In some ways, it’s hard to believe we are already one year into the COVID-19 pandemic. In others, it feels like it’s been forever. For many children (and adults), this year has exposed them to grief for the first time. For others, it has reawakened earlier losses. The social isolation and anxiety evoked by the pandemic have made the already-challenging grieving process an even greater challenge.

The essence of supporting children through grief sounds simple: Be there for them, no matter what they feel. However, conveying and delivering that vital support is not as simple as it sounds. For those looking to provide healing support to children and loved ones, here are a few considerations to keep in mind:

Child Grief Doesn’t Look the Same as Adult Grief

In general, kids experience “grief bursts,” rather than prolonged bouts of sadness or numbness more common in adults. It can be confusing when a child runs off to play or wants to return to routines right away when adults are in the full throes of grief. Grief also affects sleep, attention span, focus, and worries about future life disruptions. Many kids and teens will hide their grief reactions from their parent so as to protect them. They might cry in the shower or alone in their room rather than in front of their parent. It’s not uncommon for both the kid and parent to try to protect each other from their grief, which can leave them both feeling isolated.

As a child matures, they will be able to process and express their grief in different ways.  Many kids often feel confusion and guilt when experiencing grief – a kind of magical thinking that they somehow caused the person to die or could have done something to prevent it.  Even if they’ve been told “the facts,” it is quite common for someone (of any age) to privately carry beliefs that they contributed to the death or feel badly for how they did or didn’t react at the time. Their cognitive ability to understand and their accompanying questions also evolve over time, so it’s not a “one and done” kind of conversation. Creating periodic openings for sharing those questions and beliefs can be very healing and freeing.  It may not be until years later, if ever, that these corrosive beliefs get shared.  

Continuing Bonds

Finding ways to stay connected to the person who died is a healthy and healing way to keep them in one’s life while still moving forward. There are many ways to do this, from sharing a memory to designing a ritual to honor the person. Kids are great at coming up with their own creative ideas. In fact, consulting with kids has the added benefit of giving them a sense of agency. The expression of love and remembrance may be a joint or solo activity. It might be a concrete manifestation, such as a project or a meal, or an internal, more cognitive or emotional one.  

A few possibilities include:

  • Interviews – Ask friends and family who knew their loved one for stories about them or any favorite recipes. Ask for them in writing or record them. 
  • Write a poem, song, card, or draw for them – it might be a memory of them, something that made you think of them recently, or something you want them to know about.  
  • Wear a piece of clothing or jewelry that belonged to the person who died, or make something out of clothing that belonged to them – sew or glue pieces together. 
  • Make a collage of images from magazines or photos that capture important pieces or elements of your person, what you miss, or how you feel now.
  • Play some music that reminds you of your person.
  • Cook a recipe that they loved or made for you.
  • Bake a cake, cupcakes, or some other food and decorate it with your loved one in mind.
  • Light a candle or fill a vase with flowers or branches in their honor.

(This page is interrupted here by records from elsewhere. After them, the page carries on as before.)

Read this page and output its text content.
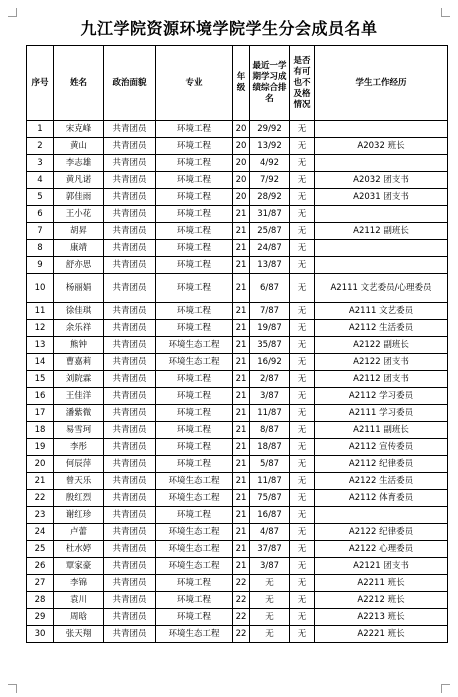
九江学院资源环境学院学生分会成员名单
序号	姓名	政治面貌	专业	年级	最近一学期学习成绩综合排名	是否有可也不及格情况	学生工作经历
1	宋克峰	共青团员	环境工程	20	29/92	无	
2	黄山	共青团员	环境工程	20	13/92	无	A2032 班长
3	李志雄	共青团员	环境工程	20	4/92	无	
4	黄凡诺	共青团员	环境工程	20	7/92	无	A2032 团支书
5	郭佳雨	共青团员	环境工程	20	28/92	无	A2031 团支书
6	王小花	共青团员	环境工程	21	31/87	无	
7	胡昇	共青团员	环境工程	21	25/87	无	A2112 副班长
8	康靖	共青团员	环境工程	21	24/87	无	
9	舒亦思	共青团员	环境工程	21	13/87	无	
10	杨丽娟	共青团员	环境工程	21	6/87	无	A2111 文艺委员/心理委员
11	徐佳琪	共青团员	环境工程	21	7/87	无	A2111 文艺委员
12	余乐祥	共青团员	环境工程	21	19/87	无	A2112 生活委员
13	熊钟	共青团员	环境生态工程	21	35/87	无	A2122 副班长
14	曹嘉莉	共青团员	环境生态工程	21	16/92	无	A2122 团支书
15	刘院霖	共青团员	环境工程	21	2/87	无	A2112 团支书
16	王佳洋	共青团员	环境工程	21	3/87	无	A2112 学习委员
17	潘紫微	共青团员	环境工程	21	11/87	无	A2111 学习委员
18	易雪珂	共青团员	环境工程	21	8/87	无	A2111 副班长
19	李彤	共青团员	环境工程	21	18/87	无	A2112 宣传委员
20	何辰萍	共青团员	环境工程	21	5/87	无	A2112 纪律委员
21	曾天乐	共青团员	环境生态工程	21	11/87	无	A2122 生活委员
22	殷红烈	共青团员	环境生态工程	21	75/87	无	A2112 体育委员
23	谢红珍	共青团员	环境工程	21	16/87	无	
24	卢蕾	共青团员	环境生态工程	21	4/87	无	A2122 纪律委员
25	杜水婷	共青团员	环境生态工程	21	37/87	无	A2122 心理委员
26	覃家豪	共青团员	环境生态工程	21	3/87	无	A2121 团支书
27	李锦	共青团员	环境工程	22	无	无	A2211 班长
28	袁川	共青团员	环境工程	22	无	无	A2212 班长
29	周晗	共青团员	环境工程	22	无	无	A2213 班长
30	张天翔	共青团员	环境生态工程	22	无	无	A2221 班长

The final product, whatever it is, doesn’t have to be perfect. It’s about the thinking of themthe remembering while doing the activity that helps the child feel connected and continues the relationship – also known as “continuing bonds.”

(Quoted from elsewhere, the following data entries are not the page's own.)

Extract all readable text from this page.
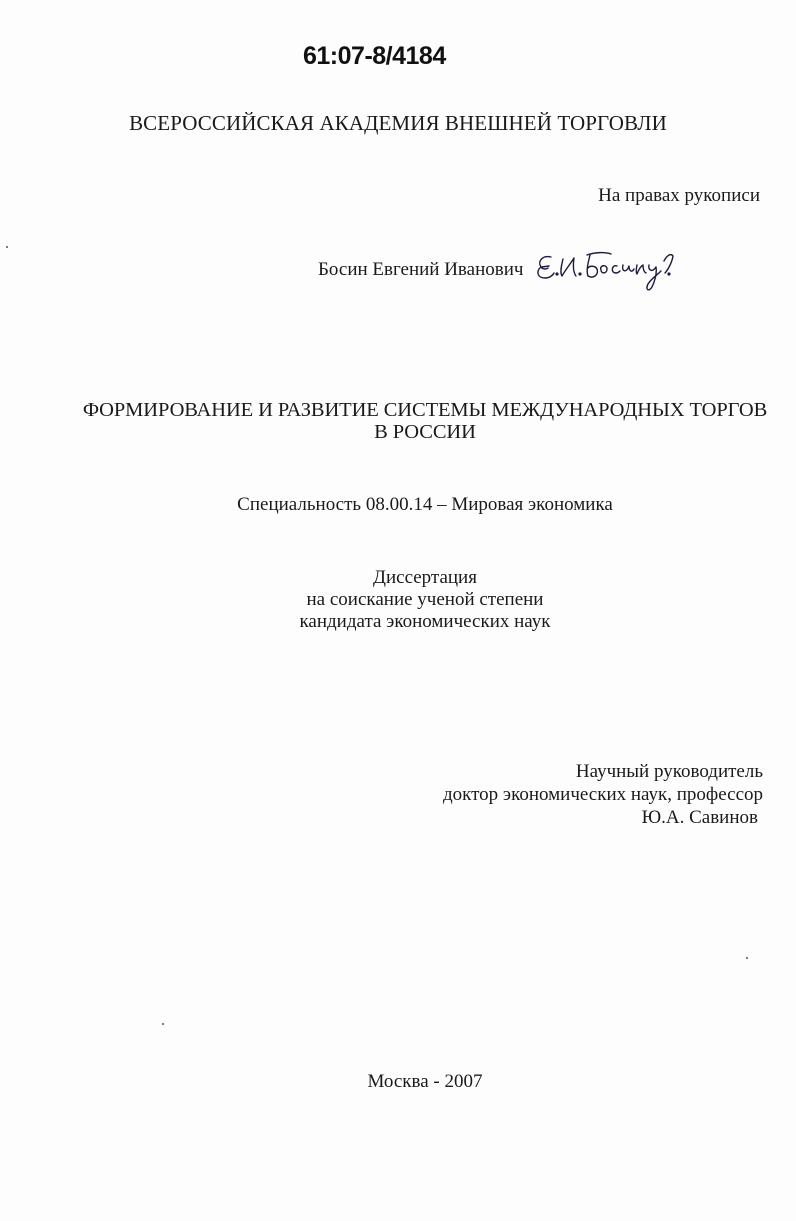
61:07-8/4184
ВСЕРОССИЙСКАЯ АКАДЕМИЯ ВНЕШНЕЙ ТОРГОВЛИ
На правах рукописи
Босин Евгений Иванович
ФОРМИРОВАНИЕ И РАЗВИТИЕ СИСТЕМЫ МЕЖДУНАРОДНЫХ ТОРГОВ
В РОССИИ
Специальность 08.00.14 – Мировая экономика
Диссертация
на соискание ученой степени
кандидата экономических наук
Научный руководитель
доктор экономических наук, профессор
Ю.А. Савинов
Москва - 2007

Be Present, In Whichever Way Feels Right

As much as upcoming anniversaries and holidays might be approached with a sense of dread because they are a reminder of who’s missing, they can also serve as a reminder to pause and attend to expressing that love and those memories, in whatever way feels right at that particular stage of a child’s development. Maybe the plan is to embrace the day in a low-key way, avoid making the day different from other days, or create a unique ritual such as a meal, project, or outing. 

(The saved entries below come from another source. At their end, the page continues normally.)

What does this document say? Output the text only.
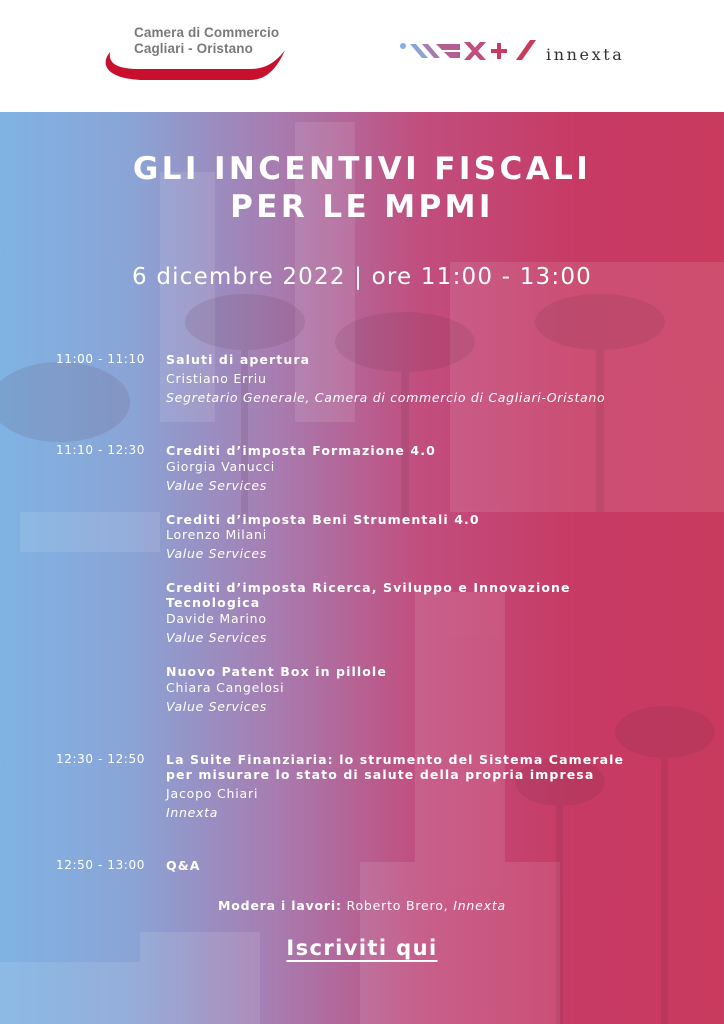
Camera di Commercio
Cagliari - Oristano	innexta
GLI INCENTIVI FISCALI
PER LE MPMI
6 dicembre 2022 | ore 11:00 - 13:00
11:00 - 11:10 Saluti di apertura
Cristiano Erriu
Segretario Generale, Camera di commercio di Cagliari-Oristano
11:10 - 12:30 Crediti d’imposta Formazione 4.0
Giorgia Vanucci
Value Services
Crediti d’imposta Beni Strumentali 4.0
Lorenzo Milani
Value Services
Crediti d’imposta Ricerca, Sviluppo e Innovazione
Tecnologica
Davide Marino
Value Services
Nuovo Patent Box in pillole
Chiara Cangelosi
Value Services
12:30 - 12:50 La Suite Finanziaria: lo strumento del Sistema Camerale
per misurare lo stato di salute della propria impresa
Jacopo Chiari
Innexta
12:50 - 13:00 Q&A
Modera i lavori: Roberto Brero, Innexta
Iscriviti qui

Instead of thinking about the internal and external SHOULDS about all the things you “should” or “should not” do, we can look to have meaningful conversations, asking for stories about the person who died and sharing our own memories or what we miss about them. These aren’t easy conversations, and there will likely be some muddling through, but making the effort is what allows a griever to feel less isolated. A key part of the muddling includes respecting the boundary if a griever says they don’t want to talk about it.

Grief Is Not a Bad Thing

So many societal messages get in the way of honest, supportive conversations about grief. I recently re-released my novel, If Only, for that very reason – I saw that many kids and teens who had experienced significant loss were hungry for honest stories about how other kids survived these life altering disruptions. Grieving alone – physically or emotionally – can be painful and alienating. Despite the challenges, the experience of grieving a loss of one’s own or in a friend or family member’s life can actually be an opportunity to feel more connected. 

Some people find it rather startling to hear the message that grief is not a bad thing. I, too, struggled to wrap my mind around that idea, knowing first-hand how much it hurts to grieve, to miss their physical absence in one’s life. I have come to realize through my work with people of all ages that the experience of grief means a person was important to you and you remember them. While we each experience grief and remember loved ones differently, recognizing and accepting that uniqueness allows us to feel more comfortable with our own grief and our ability to support others.